İşte Şamil Tayyar'ın ilginç açıklamaları ve iki gazeteci arasındaki sert tartışma...

Şamil Tayyar:
27 Nisan bildirisinin ilerde ayrıntıları ortaya çıkarsa o gece nelerin yaşandığını bildirinin nasıl kaleme alındığını, nasıl internet sitesine konduğu da açıklığa kavuşacaktır. Orada komuta kademesinin o bildiri üzerinde çok ciddi görüş birliği içerisinde olduğunu olmadığını düşünüyorum. Çok ciddi ihtilafların yaşandığını düşünenlerden birisiyim. Yaşar paşa'nın da belli bir süre sonra Ergenekon taifesinin hem TÜrkiye'yi hem TSK'yı nereye götürmeye çalıştığını iyi anladığını ama bunu da zamanla farkettiğini düşünüyorum. O nedenle 27 Nisan bildirisinden sonra dikkat edersinizi yaşar Büyükanıt'ın da çok fazlaca iç siyasete yönelik müdahaleci tavırlarının olmadığını görürsünüz. Soruşturmayı yürüten savcılar bu süreci iyi yönettiler diye düşünüyorum çünkü ele geçirilen her türlü bilgi ve belgeyi askeri savcılık üzerinden Genelkurmay'a ilettiler. İlker Başbuğ'un ve karargahın her şeyden haberleri var. Zaten devletin tepesinde zımni bir mütabakat olmadan siz iki tane generali askeri garnizondan alıp götüremezsiniz. Tavuk bile götüremezsiniz. Hatta 10. dalgada bir yere gidilemediğini biliyoruz. Bir evin kapısından döndüğünü biliyoruz. Hatta, Sabih Kanadoğlu'nun evine dön talimatı verildiğini ama polislerin kapıya kadar geldiği için orada gazeteciler olduğu gerekçesiyle dönemediğini de biliyoruz.

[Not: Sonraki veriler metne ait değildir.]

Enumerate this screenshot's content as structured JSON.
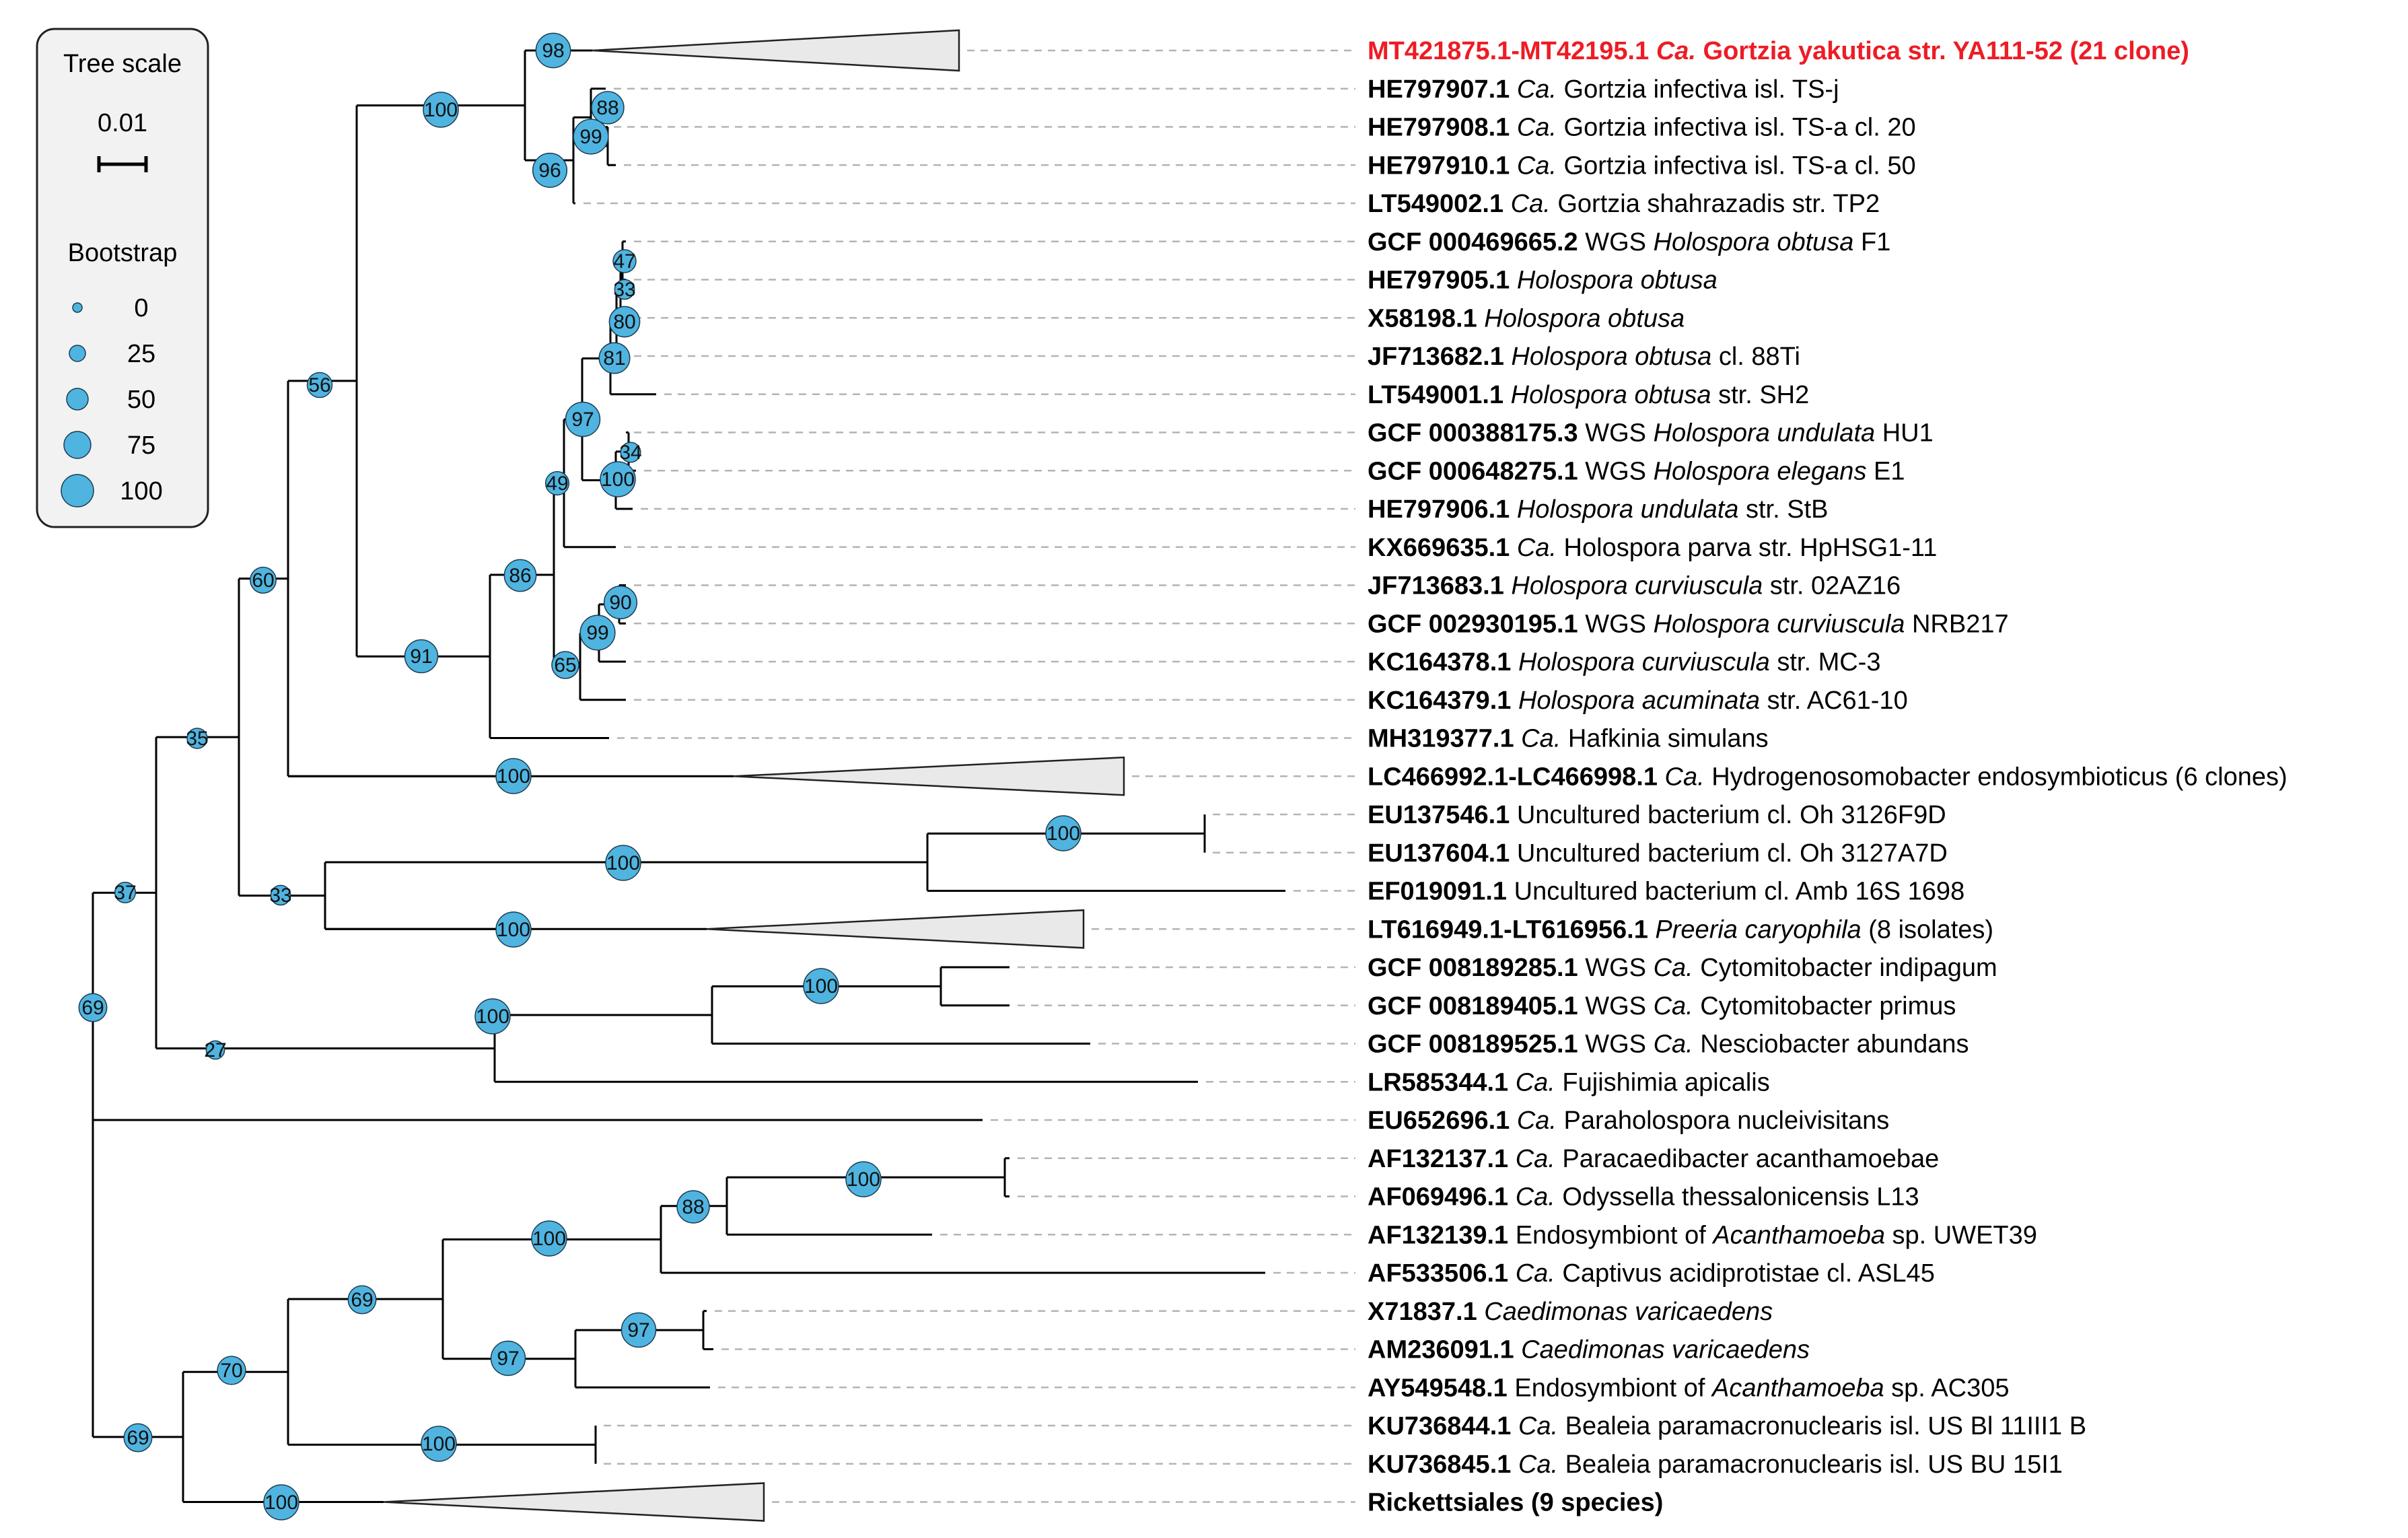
{
  "legend": {
    "tree_scale_title": "Tree scale",
    "scale_value": "0.01",
    "bootstrap_title": "Bootstrap",
    "bootstrap_levels": [
      "0",
      "25",
      "50",
      "75",
      "100"
    ]
  },
  "colors": {
    "node_fill": "#4fb4e0",
    "highlight": "#ee1c24",
    "collapsed_fill": "#e9e9e9",
    "guide_line": "#b4b4b4"
  },
  "taxa": [
    {
      "acc": "MT421875.1-MT42195.1",
      "parts": [
        {
          "t": " "
        },
        {
          "t": "Ca.",
          "i": true
        },
        {
          "t": " Gortzia yakutica str. YA111-52 (21 clone)"
        }
      ],
      "highlight": true
    },
    {
      "acc": "HE797907.1",
      "parts": [
        {
          "t": " "
        },
        {
          "t": "Ca.",
          "i": true
        },
        {
          "t": " Gortzia infectiva isl. TS-j"
        }
      ]
    },
    {
      "acc": "HE797908.1",
      "parts": [
        {
          "t": " "
        },
        {
          "t": "Ca.",
          "i": true
        },
        {
          "t": " Gortzia infectiva isl. TS-a cl. 20"
        }
      ]
    },
    {
      "acc": "HE797910.1",
      "parts": [
        {
          "t": " "
        },
        {
          "t": "Ca.",
          "i": true
        },
        {
          "t": " Gortzia infectiva isl. TS-a cl. 50"
        }
      ]
    },
    {
      "acc": "LT549002.1",
      "parts": [
        {
          "t": " "
        },
        {
          "t": "Ca.",
          "i": true
        },
        {
          "t": " Gortzia shahrazadis str. TP2"
        }
      ]
    },
    {
      "acc": "GCF 000469665.2",
      "parts": [
        {
          "t": " WGS "
        },
        {
          "t": "Holospora obtusa",
          "i": true
        },
        {
          "t": " F1"
        }
      ]
    },
    {
      "acc": "HE797905.1",
      "parts": [
        {
          "t": " "
        },
        {
          "t": "Holospora obtusa",
          "i": true
        }
      ]
    },
    {
      "acc": "X58198.1",
      "parts": [
        {
          "t": " "
        },
        {
          "t": "Holospora obtusa",
          "i": true
        }
      ]
    },
    {
      "acc": "JF713682.1",
      "parts": [
        {
          "t": " "
        },
        {
          "t": "Holospora obtusa",
          "i": true
        },
        {
          "t": " cl. 88Ti"
        }
      ]
    },
    {
      "acc": "LT549001.1",
      "parts": [
        {
          "t": " "
        },
        {
          "t": "Holospora obtusa",
          "i": true
        },
        {
          "t": " str. SH2"
        }
      ]
    },
    {
      "acc": "GCF 000388175.3",
      "parts": [
        {
          "t": " WGS "
        },
        {
          "t": "Holospora undulata",
          "i": true
        },
        {
          "t": " HU1"
        }
      ]
    },
    {
      "acc": "GCF 000648275.1",
      "parts": [
        {
          "t": " WGS "
        },
        {
          "t": "Holospora elegans",
          "i": true
        },
        {
          "t": " E1"
        }
      ]
    },
    {
      "acc": "HE797906.1",
      "parts": [
        {
          "t": " "
        },
        {
          "t": "Holospora undulata",
          "i": true
        },
        {
          "t": " str. StB"
        }
      ]
    },
    {
      "acc": "KX669635.1",
      "parts": [
        {
          "t": " "
        },
        {
          "t": "Ca.",
          "i": true
        },
        {
          "t": " Holospora parva str. HpHSG1-11"
        }
      ]
    },
    {
      "acc": "JF713683.1",
      "parts": [
        {
          "t": " "
        },
        {
          "t": "Holospora curviuscula",
          "i": true
        },
        {
          "t": " str. 02AZ16"
        }
      ]
    },
    {
      "acc": "GCF 002930195.1",
      "parts": [
        {
          "t": " WGS "
        },
        {
          "t": "Holospora curviuscula",
          "i": true
        },
        {
          "t": " NRB217"
        }
      ]
    },
    {
      "acc": "KC164378.1",
      "parts": [
        {
          "t": " "
        },
        {
          "t": "Holospora curviuscula",
          "i": true
        },
        {
          "t": " str. MC-3"
        }
      ]
    },
    {
      "acc": "KC164379.1",
      "parts": [
        {
          "t": " "
        },
        {
          "t": "Holospora acuminata",
          "i": true
        },
        {
          "t": " str. AC61-10"
        }
      ]
    },
    {
      "acc": "MH319377.1",
      "parts": [
        {
          "t": " "
        },
        {
          "t": "Ca.",
          "i": true
        },
        {
          "t": " Hafkinia simulans"
        }
      ]
    },
    {
      "acc": "LC466992.1-LC466998.1",
      "parts": [
        {
          "t": " "
        },
        {
          "t": "Ca.",
          "i": true
        },
        {
          "t": " Hydrogenosomobacter endosymbioticus (6 clones)"
        }
      ]
    },
    {
      "acc": "EU137546.1",
      "parts": [
        {
          "t": " Uncultured bacterium cl. Oh 3126F9D"
        }
      ]
    },
    {
      "acc": "EU137604.1",
      "parts": [
        {
          "t": " Uncultured bacterium cl. Oh 3127A7D"
        }
      ]
    },
    {
      "acc": "EF019091.1",
      "parts": [
        {
          "t": " Uncultured bacterium cl. Amb 16S 1698"
        }
      ]
    },
    {
      "acc": "LT616949.1-LT616956.1",
      "parts": [
        {
          "t": " "
        },
        {
          "t": "Preeria caryophila",
          "i": true
        },
        {
          "t": " (8 isolates)"
        }
      ]
    },
    {
      "acc": "GCF 008189285.1",
      "parts": [
        {
          "t": " WGS "
        },
        {
          "t": "Ca.",
          "i": true
        },
        {
          "t": " Cytomitobacter indipagum"
        }
      ]
    },
    {
      "acc": "GCF 008189405.1",
      "parts": [
        {
          "t": " WGS "
        },
        {
          "t": "Ca.",
          "i": true
        },
        {
          "t": " Cytomitobacter primus"
        }
      ]
    },
    {
      "acc": "GCF 008189525.1",
      "parts": [
        {
          "t": " WGS "
        },
        {
          "t": "Ca.",
          "i": true
        },
        {
          "t": " Nesciobacter abundans"
        }
      ]
    },
    {
      "acc": "LR585344.1",
      "parts": [
        {
          "t": " "
        },
        {
          "t": "Ca.",
          "i": true
        },
        {
          "t": " Fujishimia apicalis"
        }
      ]
    },
    {
      "acc": "EU652696.1",
      "parts": [
        {
          "t": " "
        },
        {
          "t": "Ca.",
          "i": true
        },
        {
          "t": " Paraholospora nucleivisitans"
        }
      ]
    },
    {
      "acc": "AF132137.1",
      "parts": [
        {
          "t": " "
        },
        {
          "t": "Ca.",
          "i": true
        },
        {
          "t": " Paracaedibacter acanthamoebae"
        }
      ]
    },
    {
      "acc": "AF069496.1",
      "parts": [
        {
          "t": " "
        },
        {
          "t": "Ca.",
          "i": true
        },
        {
          "t": " Odyssella thessalonicensis L13"
        }
      ]
    },
    {
      "acc": "AF132139.1",
      "parts": [
        {
          "t": " Endosymbiont of "
        },
        {
          "t": "Acanthamoeba",
          "i": true
        },
        {
          "t": " sp. UWET39"
        }
      ]
    },
    {
      "acc": "AF533506.1",
      "parts": [
        {
          "t": " "
        },
        {
          "t": "Ca.",
          "i": true
        },
        {
          "t": " Captivus acidiprotistae cl. ASL45"
        }
      ]
    },
    {
      "acc": "X71837.1",
      "parts": [
        {
          "t": " "
        },
        {
          "t": "Caedimonas varicaedens",
          "i": true
        }
      ]
    },
    {
      "acc": "AM236091.1",
      "parts": [
        {
          "t": " "
        },
        {
          "t": "Caedimonas varicaedens",
          "i": true
        }
      ]
    },
    {
      "acc": "AY549548.1",
      "parts": [
        {
          "t": " Endosymbiont of "
        },
        {
          "t": "Acanthamoeba",
          "i": true
        },
        {
          "t": " sp. AC305"
        }
      ]
    },
    {
      "acc": "KU736844.1",
      "parts": [
        {
          "t": " "
        },
        {
          "t": "Ca.",
          "i": true
        },
        {
          "t": " Bealeia paramacronuclearis isl. US Bl 11III1 B"
        }
      ]
    },
    {
      "acc": "KU736845.1",
      "parts": [
        {
          "t": " "
        },
        {
          "t": "Ca.",
          "i": true
        },
        {
          "t": " Bealeia paramacronuclearis isl. US BU 15I1"
        }
      ]
    },
    {
      "acc": "Rickettsiales (9 species)",
      "parts": []
    }
  ],
  "bootstrap": [
    {
      "node": "gortzia-yakutica-clade",
      "value": 98
    },
    {
      "node": "gortzia-group",
      "value": 100
    },
    {
      "node": "gortzia-infectiva-ts-a",
      "value": 88
    },
    {
      "node": "gortzia-infectiva",
      "value": 99
    },
    {
      "node": "gortzia-rest",
      "value": 96
    },
    {
      "node": "holospora-obtusa-f1",
      "value": 47
    },
    {
      "node": "holospora-obtusa-he",
      "value": 33
    },
    {
      "node": "holospora-obtusa-x",
      "value": 80
    },
    {
      "node": "holospora-obtusa-group",
      "value": 81
    },
    {
      "node": "holospora-undulata-elegans",
      "value": 34
    },
    {
      "node": "holospora-undulata-group",
      "value": 100
    },
    {
      "node": "holospora-core",
      "value": 97
    },
    {
      "node": "holospora-with-parva",
      "value": 49
    },
    {
      "node": "holospora-curviuscula-inner",
      "value": 90
    },
    {
      "node": "holospora-curviuscula",
      "value": 99
    },
    {
      "node": "holospora-curv-acum",
      "value": 65
    },
    {
      "node": "holospora-all",
      "value": 86
    },
    {
      "node": "holospora-hafkinia",
      "value": 91
    },
    {
      "node": "holosporaceae",
      "value": 56
    },
    {
      "node": "hydrogenosomobacter",
      "value": 100
    },
    {
      "node": "holosporaceae-plus",
      "value": 60
    },
    {
      "node": "uncultured-oh",
      "value": 100
    },
    {
      "node": "uncultured-clade",
      "value": 100
    },
    {
      "node": "preeria",
      "value": 100
    },
    {
      "node": "uncultured-preeria",
      "value": 33
    },
    {
      "node": "group-35",
      "value": 35
    },
    {
      "node": "cytomitobacter",
      "value": 100
    },
    {
      "node": "cyto-nescio",
      "value": 100
    },
    {
      "node": "fujishimia-group",
      "value": 27
    },
    {
      "node": "group-37",
      "value": 37
    },
    {
      "node": "paracaedibacter-odyssella",
      "value": 100
    },
    {
      "node": "paracaedibacter-group",
      "value": 88
    },
    {
      "node": "paracaedibacteraceae",
      "value": 100
    },
    {
      "node": "caedimonas",
      "value": 97
    },
    {
      "node": "caedimonas-group",
      "value": 97
    },
    {
      "node": "group-69-inner",
      "value": 69
    },
    {
      "node": "bealeia",
      "value": 100
    },
    {
      "node": "group-70",
      "value": 70
    },
    {
      "node": "rickettsiales",
      "value": 100
    },
    {
      "node": "group-69-lower",
      "value": 69
    },
    {
      "node": "root",
      "value": 69
    }
  ]
}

Yazgülü Aldoğan: Siz bu savcıların, polislerin falan neyi nasıl yaptığını nereden biliyorsunuz? Yani bir gazeteci bilgisinden farklı bir bilginiz varmış gibi geliyor bana. Sanki, savcılarla birlikte çalışıyorsunuz, bir taraftan polisle birlikte çalışıyorsunuz, kimin kapısının önünden nasıl döndüler falan. Biz sadece raporları okuyoruz, siz maşallah her şeyi biliyorsunuz...

ŞM: Yani buna biz gazetecilik diyoruz, ama sizin yaptığınıza ne denir ben bilmiyorum.

YA: Valla sizin yaptığınız biraz ajanlık gibi bir şey.

ŞM: Bak, terbiyesizlik yapmayın.

YA: Asıl siz terbiyesizlik yapmayın.

ŞM: Bakın düzgün konuşun.

YA: (Masaya sert bir şekilde vurarak) Ne kadar kolay bu lafları ediyorsunuz ya! Bu cesareti nereden alıyorsunuz?